Чувствовал, как поднимался во мне этот страх: разговор предстоял-таки;
"Зигфрид", придуманный Ольгой Михайловной и аттестованный Розановым, ощутил
себя "Боренькой" глупым.
И помню, как я должен был объяснить отцу, что у меня завязалось
знакомство с Мережковским.
- "Я, Боренька, не понимаю, собственно говоря, - почему", - произнес
он со страхом; и тут же себя оборвал и награнивал по столу пальцами:
- "Да-с... Писатель... Пишет... Ох-хо-с..."
И пошел от меня.
Со страхом отправился я к Брюсову.
Там произошел новый номер: Д. С. Мережковский - центр вечера; Брюсов и
гости обстали его (из гостей помню Минцлову); он, ставши хмуриком, не
отзывался; меня взявши под руку, к столу повел, рядом сел, не повертывая
головы на меня; все исчезло - стол, Брюсов; в тумане - глаза из лорнетки: не
Гиппиус - Минцловой! Влипла.

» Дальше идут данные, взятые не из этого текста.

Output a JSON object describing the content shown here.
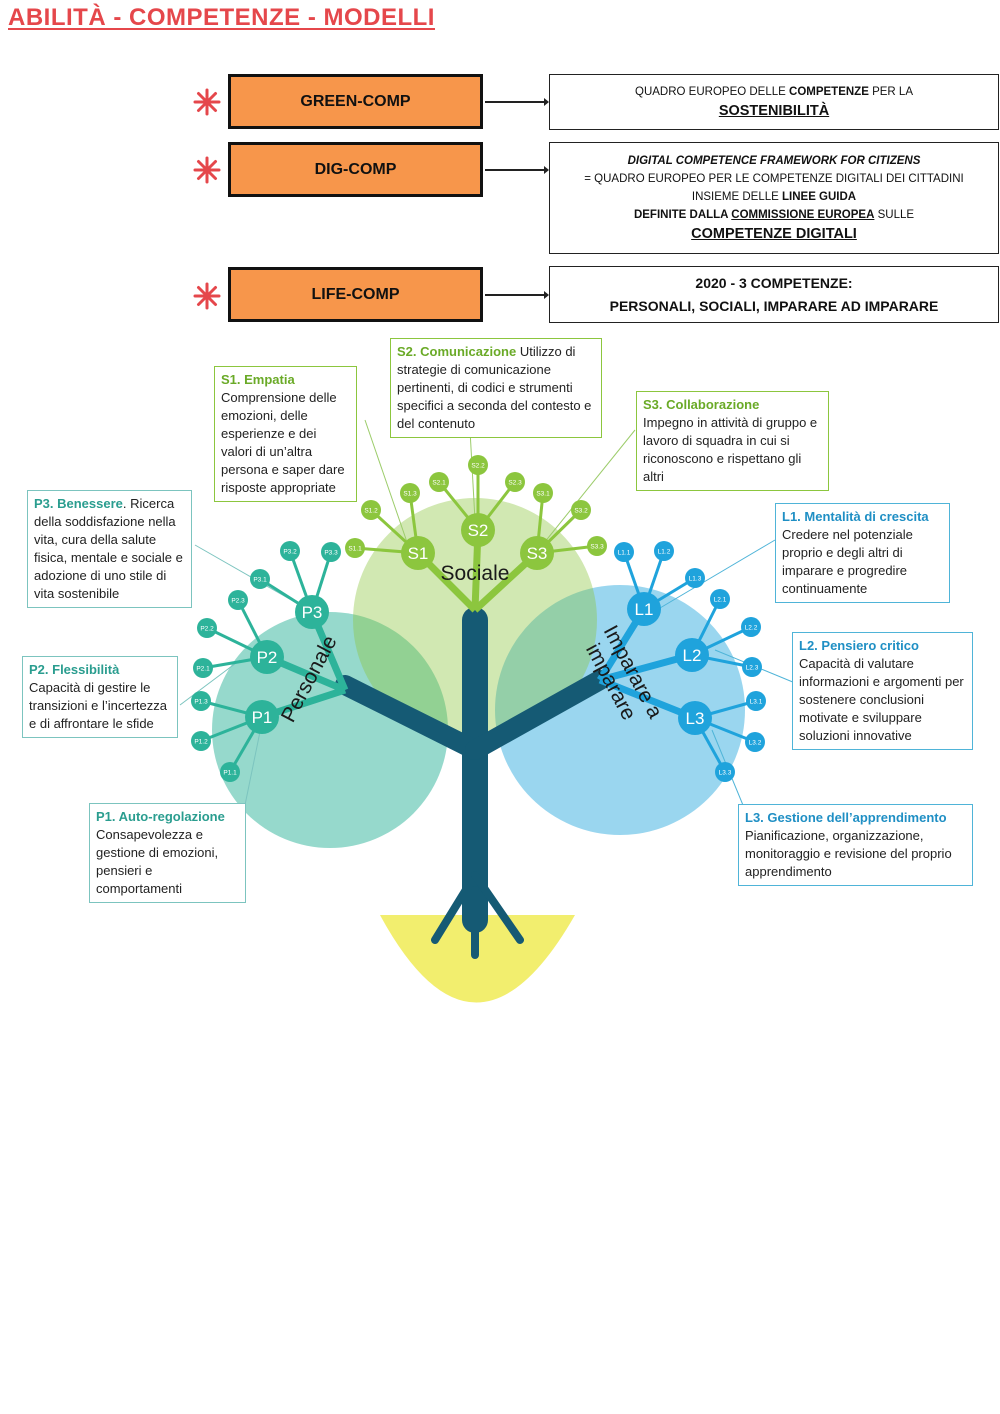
{
  "title": "ABILITÀ - COMPETENZE - MODELLI",
  "models": [
    {
      "name": "GREEN-COMP",
      "desc_pre": "QUADRO EUROPEO DELLE ",
      "desc_bold": "COMPETENZE",
      "desc_post": " PER LA",
      "desc_title": "SOSTENIBILITÀ"
    },
    {
      "name": "DIG-COMP",
      "line1": "DIGITAL COMPETENCE FRAMEWORK FOR CITIZENS",
      "line2": "= QUADRO EUROPEO PER LE COMPETENZE DIGITALI DEI CITTADINI",
      "line3_pre": "INSIEME DELLE ",
      "line3_bold": "LINEE GUIDA",
      "line4_pre": "DEFINITE DALLA ",
      "line4_bold": "COMMISSIONE EUROPEA",
      "line4_post": " SULLE",
      "line5": "COMPETENZE DIGITALI"
    },
    {
      "name": "LIFE-COMP",
      "line1": "2020 - 3 COMPETENZE:",
      "line2": "PERSONALI, SOCIALI, IMPARARE AD IMPARARE"
    }
  ],
  "tree": {
    "area_personale": "Personale",
    "area_sociale": "Sociale",
    "area_imparare_1": "Imparare a",
    "area_imparare_2": "imparare",
    "nodes": {
      "P1": "P1",
      "P2": "P2",
      "P3": "P3",
      "S1": "S1",
      "S2": "S2",
      "S3": "S3",
      "L1": "L1",
      "L2": "L2",
      "L3": "L3"
    },
    "subnodes": {
      "P1.1": "P1.1",
      "P1.2": "P1.2",
      "P1.3": "P1.3",
      "P2.1": "P2.1",
      "P2.2": "P2.2",
      "P2.3": "P2.3",
      "P3.1": "P3.1",
      "P3.2": "P3.2",
      "P3.3": "P3.3",
      "S1.1": "S1.1",
      "S1.2": "S1.2",
      "S1.3": "S1.3",
      "S2.1": "S2.1",
      "S2.2": "S2.2",
      "S2.3": "S2.3",
      "S3.1": "S3.1",
      "S3.2": "S3.2",
      "S3.3": "S3.3",
      "L1.1": "L1.1",
      "L1.2": "L1.2",
      "L1.3": "L1.3",
      "L2.1": "L2.1",
      "L2.2": "L2.2",
      "L2.3": "L2.3",
      "L3.1": "L3.1",
      "L3.2": "L3.2",
      "L3.3": "L3.3"
    },
    "colors": {
      "personale": "#2db39a",
      "sociale": "#8cc63e",
      "imparare": "#1fa3dc",
      "trunk": "#155a74",
      "roots": "#f2ee6e"
    }
  },
  "descriptions": {
    "S1": {
      "head": "S1. Empatia",
      "body": "Comprensione delle emozioni, delle esperienze e dei valori di un’altra persona e saper dare risposte appropriate"
    },
    "S2": {
      "head": "S2. Comunicazione",
      "body": " Utilizzo di strategie di comunicazione pertinenti, di codici e strumenti specifici a seconda del contesto e del contenuto"
    },
    "S3": {
      "head": "S3. Collaborazione",
      "body": "Impegno in attività di gruppo e lavoro di squadra in cui si riconoscono e rispettano gli altri"
    },
    "P3": {
      "head": "P3. Benessere",
      "body": ". Ricerca della soddisfazione nella vita, cura della salute fisica, mentale e sociale e adozione di uno stile di vita sostenibile"
    },
    "P2": {
      "head": "P2. Flessibilità",
      "body": "Capacità di gestire le transizioni e l’incertezza e di affrontare le sfide"
    },
    "P1": {
      "head": "P1. Auto-regolazione",
      "body": "Consapevolezza e gestione di emozioni, pensieri e comportamenti"
    },
    "L1": {
      "head": "L1. Mentalità di crescita",
      "body": "Credere nel potenziale proprio e degli altri di imparare e progredire continuamente"
    },
    "L2": {
      "head": "L2. Pensiero critico",
      "body": "Capacità di valutare informazioni e argomenti per sostenere conclusioni motivate e sviluppare soluzioni innovative"
    },
    "L3": {
      "head": "L3. Gestione dell’apprendimento",
      "body": "Pianificazione, organizzazione, monitoraggio e revisione del proprio apprendimento"
    }
  }
}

Мы, сидя вполуоборот, глядя в пересеченье
прямых, произведенных от наших носов, ткнулись в точку расстеленной
скатерти.
Д. С. забрасывал роем вопросов; и после молчал; формулировал мне он мои
же вопросы, придав им свой стиль, свою лепку, в которой силен был; но
кружево мыслей моих, в его новой редакции, огрубевая, рождало рельеф; так
он, перелепив мой вопрос в свой фасон, подавал свой ответ: на фасон его
собственный; мысль оставалась, но смысл в ней менялся; и я ему ставил
вторично вопросы: по-моему, - не по-его: разговор протекал в специальном
жаргоне, которым владел, проштудировав Розанова и раскрасив его моей
палитрой схем, моих красочных уподоблений; Д. С. же внимал с напряжением;
как сел за стол, так остался, не переменив своей позы: в полуобороте видел
ухо, растительность (почти до скул), нос, меня поразивший размерами,
странной неправильностью, вздерг затылка, являющего продолженье спины,
зализь жидкой прически, пробор очень чистенький; глаз я не видел, вперяяся в
пересеченье перпендикуляров от наших носов - в кусок скатерти; точно играли
в невидимые шахматы: сделавши ход, ожидали подолгу ответного хода, обдумывая
положенье: невидных фигурочек.
Так протекал разговор; он - единственный в своем роде; в нем
Мережковский прослушал меня, поняв порами кожи, а не разуменьем, явивши
искусство больших игроков, ставя мат мне в три хода своим доказательством на
специальном наречии, мне отвечающем: все возраженья мои - диалектика мысли,
его же де!
Я еще не знал обычного его приема спорить: там именно, где вы с ним не
согласны, он подменяет вопрос о согласии или несогласии вопросом о действии
и созерцании:
- "Может быть, вы и правы, а мы не правы, но вы - в созерцании, а мы -
убогие, слабые, хилые - в действии; вы - богаты, мы - бедны, вы - сильны,
мы - слабы".
Стоишь оболваненный: слушаешь:
- "Но в немощи нашей создается наша сила; мы - вместе, а вы - одни, мы
ничего не знаем, а вы все знаете, мы готовы даже отказаться от своих мыслей,
а вы - непреклонны".
Сконфуженный, начинаешь отнекиваться:
- "Помилуйте, я и сам отнекиваюсь". И тут, обойдя, поднимает он рык:
- "Так идите, учите нас".
- "Просто не знаешь, что делать, - юморизировал позднее Бердяев: - они
обволакивают!"
Так и меня обволок-таки в тот незапамятный вечер. Да, да, - "партию" я
проиграл: этот проигрыш - плен мой в годах; плен - в том, что я мог бы де их
переучивать.
Было странно сиденье писателя маленького, с длинным носом, вперенного в
скатерть, с юнцом, тоже в скатерть вперенным; сей стиль был несвойственен
здесь; неприлично писателю на званом вечере ставить гостям хмурый профиль
свой; и неприлично юнцу непрославленному ("Что ты, Боренька?") так отнимать
"именитого" гостя у общества; я упустил простой факт, что я - притча уже "во
языцех":
- "Смотрите-ка: Брюсов ухаживает!"
- "Мережковский лишь с ним говорит!"175
Через два с половиной месяца вышла "Симфония", и объяснилося - все.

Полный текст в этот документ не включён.